En el debate hacia la reforma del artículo 2 de la Constitución local ha habido un gran «convidado de piedra»: el sentido común.
Se nos dice que no podemos detener el reloj de la historia; que el progreso nos invita a considerar que existen personas a las cuales se les puede tratar como cosas y cosas a las cuales se les puede tratar como personas. Desde el punto de vista de las cosas como son, es que la vida es la vida y que donde hay vida no puede no haberla. Que donde hay un «quién» no hay un «que»; donde hay un «alguien» no hay un «algo».

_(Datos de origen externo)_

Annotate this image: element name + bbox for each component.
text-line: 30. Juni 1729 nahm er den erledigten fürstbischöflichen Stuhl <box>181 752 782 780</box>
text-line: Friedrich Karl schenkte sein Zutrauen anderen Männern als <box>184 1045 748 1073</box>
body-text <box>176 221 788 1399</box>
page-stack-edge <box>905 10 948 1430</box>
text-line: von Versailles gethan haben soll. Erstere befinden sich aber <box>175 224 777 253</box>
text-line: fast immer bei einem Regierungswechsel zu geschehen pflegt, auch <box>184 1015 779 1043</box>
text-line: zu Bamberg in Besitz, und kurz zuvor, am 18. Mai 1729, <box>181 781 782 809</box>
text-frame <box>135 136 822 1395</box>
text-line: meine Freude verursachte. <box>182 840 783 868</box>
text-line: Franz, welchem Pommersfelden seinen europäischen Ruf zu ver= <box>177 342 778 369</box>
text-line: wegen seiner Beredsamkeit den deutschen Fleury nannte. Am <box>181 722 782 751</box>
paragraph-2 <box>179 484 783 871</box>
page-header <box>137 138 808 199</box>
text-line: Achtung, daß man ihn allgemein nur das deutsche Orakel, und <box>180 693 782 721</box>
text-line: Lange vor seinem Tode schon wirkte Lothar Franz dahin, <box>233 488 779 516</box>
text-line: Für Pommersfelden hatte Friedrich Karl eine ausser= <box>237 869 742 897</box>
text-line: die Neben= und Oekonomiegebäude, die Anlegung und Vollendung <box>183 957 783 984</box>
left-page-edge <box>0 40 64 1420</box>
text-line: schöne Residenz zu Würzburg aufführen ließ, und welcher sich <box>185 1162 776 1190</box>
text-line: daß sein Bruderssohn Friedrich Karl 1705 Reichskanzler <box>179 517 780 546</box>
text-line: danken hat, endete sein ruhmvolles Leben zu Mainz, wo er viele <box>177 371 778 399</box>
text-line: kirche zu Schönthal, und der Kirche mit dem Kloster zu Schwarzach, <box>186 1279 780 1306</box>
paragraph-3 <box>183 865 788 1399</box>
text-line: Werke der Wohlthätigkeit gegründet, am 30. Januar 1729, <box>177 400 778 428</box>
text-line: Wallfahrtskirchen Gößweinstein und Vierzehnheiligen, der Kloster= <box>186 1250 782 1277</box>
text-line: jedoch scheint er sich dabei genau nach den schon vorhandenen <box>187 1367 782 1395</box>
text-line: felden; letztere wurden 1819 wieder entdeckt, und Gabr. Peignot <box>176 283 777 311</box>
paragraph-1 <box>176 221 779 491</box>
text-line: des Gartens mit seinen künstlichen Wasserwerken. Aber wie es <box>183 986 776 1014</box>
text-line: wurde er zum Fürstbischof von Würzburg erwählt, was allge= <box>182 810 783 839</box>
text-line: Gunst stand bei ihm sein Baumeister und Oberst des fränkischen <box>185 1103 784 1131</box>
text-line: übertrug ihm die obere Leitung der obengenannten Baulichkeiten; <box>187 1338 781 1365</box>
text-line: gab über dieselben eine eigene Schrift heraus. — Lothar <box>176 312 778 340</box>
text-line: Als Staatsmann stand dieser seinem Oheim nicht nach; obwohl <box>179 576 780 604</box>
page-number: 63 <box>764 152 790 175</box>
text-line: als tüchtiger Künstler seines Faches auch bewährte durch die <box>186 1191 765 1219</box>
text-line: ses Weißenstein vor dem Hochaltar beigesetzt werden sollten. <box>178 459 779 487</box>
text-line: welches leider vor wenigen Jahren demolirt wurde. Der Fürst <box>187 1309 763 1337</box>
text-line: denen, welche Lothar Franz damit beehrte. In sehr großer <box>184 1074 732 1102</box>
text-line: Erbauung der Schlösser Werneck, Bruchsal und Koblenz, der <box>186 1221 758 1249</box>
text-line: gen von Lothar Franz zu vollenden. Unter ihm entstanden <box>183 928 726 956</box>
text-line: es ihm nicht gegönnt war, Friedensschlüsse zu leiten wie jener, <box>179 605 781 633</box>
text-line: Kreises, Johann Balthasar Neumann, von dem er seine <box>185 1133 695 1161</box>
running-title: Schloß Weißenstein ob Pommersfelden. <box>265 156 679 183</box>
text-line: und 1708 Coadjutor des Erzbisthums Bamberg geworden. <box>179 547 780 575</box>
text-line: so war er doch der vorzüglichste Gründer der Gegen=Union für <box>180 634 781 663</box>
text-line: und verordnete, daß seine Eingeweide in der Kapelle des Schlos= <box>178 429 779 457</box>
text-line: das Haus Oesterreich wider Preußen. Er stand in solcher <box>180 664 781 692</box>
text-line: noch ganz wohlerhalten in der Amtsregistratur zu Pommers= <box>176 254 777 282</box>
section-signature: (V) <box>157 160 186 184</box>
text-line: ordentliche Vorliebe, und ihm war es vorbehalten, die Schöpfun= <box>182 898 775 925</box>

El problema que enfrentamos es el de querer definir la vida. Porque la vida es –por sentido común– indefinible, es un misterio o es un milagro, que si se pretenden definir dejarían de ser tales. La vida se define por sí misma: es un principio que tiene por principio su propio principio. Un ser humano no es un «qué» que a la doceava o a la catorceava semana o al tercer minuto después de la concepción se convierte en un «quién»; «algo» que se vuelve, como por ensalmo, «alguien». Es una tontería que solamente los ideólogos o los intelectuales –que son los más crédulos que nadie en el mundo– pueden esgrimir como verdad irrefutable.
En estos debates sale a relucir el progreso una vez y otra vez. A quienes se les mira por algún lado la fe, se les endilga ir en contra del progreso de la sociedad. No veo por donde sea mejor una sociedad que quiere definir el principio de la vida a otra que se conforma con defenderla desde el principio. Pero hay algo más: nosotros inventamos el progreso. Por lo tanto, nosotros podemos cambiar el giro de sus pasos. Más si esos pasos conducen al abismo donde el débil no tiene voz, no tiene voto y no tiene derecho a lo único que tiene derecho: a vivir.
Apostar por el sentido común en el debate por la vida es dejar a un lado la vida definida por los «expertos» y legislar a favor de la vida vivida por los vivientes. Cualquiera sabe qué es vivir. Y se aferra a esa sabiduría que nos viene de muy lejos, que nos viene desde el principio de la humanidad, sea cuando Dios sopló sobre las narices de Adán, sea cuando permitió que la cadena de la evolución derivara en esta majestuosa criatura llamada hombre.
Ahí está la vida. ¿Es tan difícil reconocerla desde una tribuna legislativa? Los legisladores que tienen en sus manos la creación de buenas leyes, leyes que fomenten el bien común ¿de veras creen que van a tener algún poder sobre esa fuerza sobrehumana que nos atenaza y que constituye nuestro mayor tesoro en el trasunto de la existencia? Por supuesto que no. Señores legisladores: acaben con este debate. Voten por el sentido común.